Slides with 20 um hypothalamic sections were thawed at room temperature (RT) for 1 h. Sections were incubated with 1,32% triethanolamine and 0,18% HCl for 10' at RT and with hybridization mix (50% deionized formamide, 5 × SSC buffer, 5 × Denharts, 250 μg/ml tRNA baker's yeast and 500 μg/ml Sonificated Salmon Sperm DNA) for 2 h at RT. Sections were incubated with RNA probes (400 ng/mL hybridization mix) overnight at 68 degrees. Endogenous tdTomato signal was not detectable after this stage (Data not shown). Slides were transferred to 2 × SSC at 68 degrees and then immediately to 0.2 × SSC at 68 degrees for 2 h. After that, sections were treated with 0.3% hydrogen peroxide in 1 × TBS for 30' at RT, blocked with TNB blocking buffer (from TSA Plus Cyanine 3 System, NEL744001KT, PerkinElmer, Waltham, MA, US) for 1 h at RT and incubated with anti-DIG-POD (1:500, 11,207,733,910, Roche) and rabbit anti-RFP (1:1000, 600-401-379, Rockland, Limerick, PA, US) in TNB blocking buffer overnight at 4 degrees. Sections were then incubated with Cyanine 3 Tyramide amplification reagent (1:50 in 1X amplification diluent) from TSA kit for 10–15' at RT followed by incubation with goat anti-rabbit 568 (1:500, ab175471, Abcam, Cambridge, UK) in TNB blocking buffer and DAPI (1:1000 in 1 × PBS). Between steps sections were washed 4 × 5' with 1xTNT buffer (0,1 M Tris–HCl, pH7.5, 0.15 M NaCl, 0.05% Tween20). Sections were let to dry and covered with Fluorsave reagent (Calbiochem, San Diego, CA, US).

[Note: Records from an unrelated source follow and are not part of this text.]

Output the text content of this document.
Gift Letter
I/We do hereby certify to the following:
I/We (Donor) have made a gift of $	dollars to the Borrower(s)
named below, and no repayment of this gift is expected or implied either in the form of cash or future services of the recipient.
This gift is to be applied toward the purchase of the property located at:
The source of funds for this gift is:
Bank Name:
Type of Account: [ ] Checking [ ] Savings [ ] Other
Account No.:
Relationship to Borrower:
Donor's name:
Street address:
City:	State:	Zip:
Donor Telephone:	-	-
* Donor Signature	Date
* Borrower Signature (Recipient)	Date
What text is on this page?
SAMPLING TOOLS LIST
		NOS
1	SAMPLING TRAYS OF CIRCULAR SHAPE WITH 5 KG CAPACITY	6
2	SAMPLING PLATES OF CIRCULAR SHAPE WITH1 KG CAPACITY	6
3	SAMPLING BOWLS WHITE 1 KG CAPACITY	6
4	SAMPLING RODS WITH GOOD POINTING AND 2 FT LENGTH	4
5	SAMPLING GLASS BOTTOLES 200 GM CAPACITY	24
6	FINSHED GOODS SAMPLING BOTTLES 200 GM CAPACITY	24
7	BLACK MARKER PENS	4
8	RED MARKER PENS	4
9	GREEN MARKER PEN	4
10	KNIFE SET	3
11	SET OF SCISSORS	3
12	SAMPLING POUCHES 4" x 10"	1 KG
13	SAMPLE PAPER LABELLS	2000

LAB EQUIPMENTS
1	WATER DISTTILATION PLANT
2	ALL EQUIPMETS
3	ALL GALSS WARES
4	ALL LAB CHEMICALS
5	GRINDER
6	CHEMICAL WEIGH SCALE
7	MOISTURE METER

Imaging and image analysis

For each batch of surgeries, we confirmed expression of GFP in the LH. However, it was not possible to detect GFP expression under fluorescent light during the dissection, probably due to the low number of targeted cells and the autofluorescence of the tissue. Therefore, to assess expression of GFP in the batches of mice that were used for TRAP, the brains of 1 or 2 mice per batch were fixed 2 weeks after surgery and hypothalamic sections were processed in order to immunohistochemically detect GFP (see below). At the microscope we confirmed that most of GFP cells were located in the LH. For quantifications of GFP expression, 10 × magnification pictures were taken with an epi-fluorescent microscope (Zeiss Scope A1, ZEISS, Germany). Five sections with an interval of 0,2–0,3 mm ranging from − 1.1 to − 2.4 mm caudal to bregma (as indicated in58), were selected. GFP cells in the LH, ZI and PeF were manually counted using the Cell Counter plugin in ImageJ. For quantifications of co-localized cells regarding FISH for neuropeptides and tdTomato IHC, the same settings were used, except that 20 × magnification of the LH, ZI, PeF, Tu were taken. We quantified the total number of tdTomato cells located in the LH/ZI/PeF/Tu and the number of tdTomato cells co-expressing the corresponding neuropeptide, in order to calculate the percentage of LepRLH cells expressing each neuropeptide.

Statistical analyses

Regarding body weight and food intake data, statistical analyses were performed with GraphPad Prism 7.0 (Graphpad Software, San Diego, CA, US). Data was checked for normality before doing statistical tests.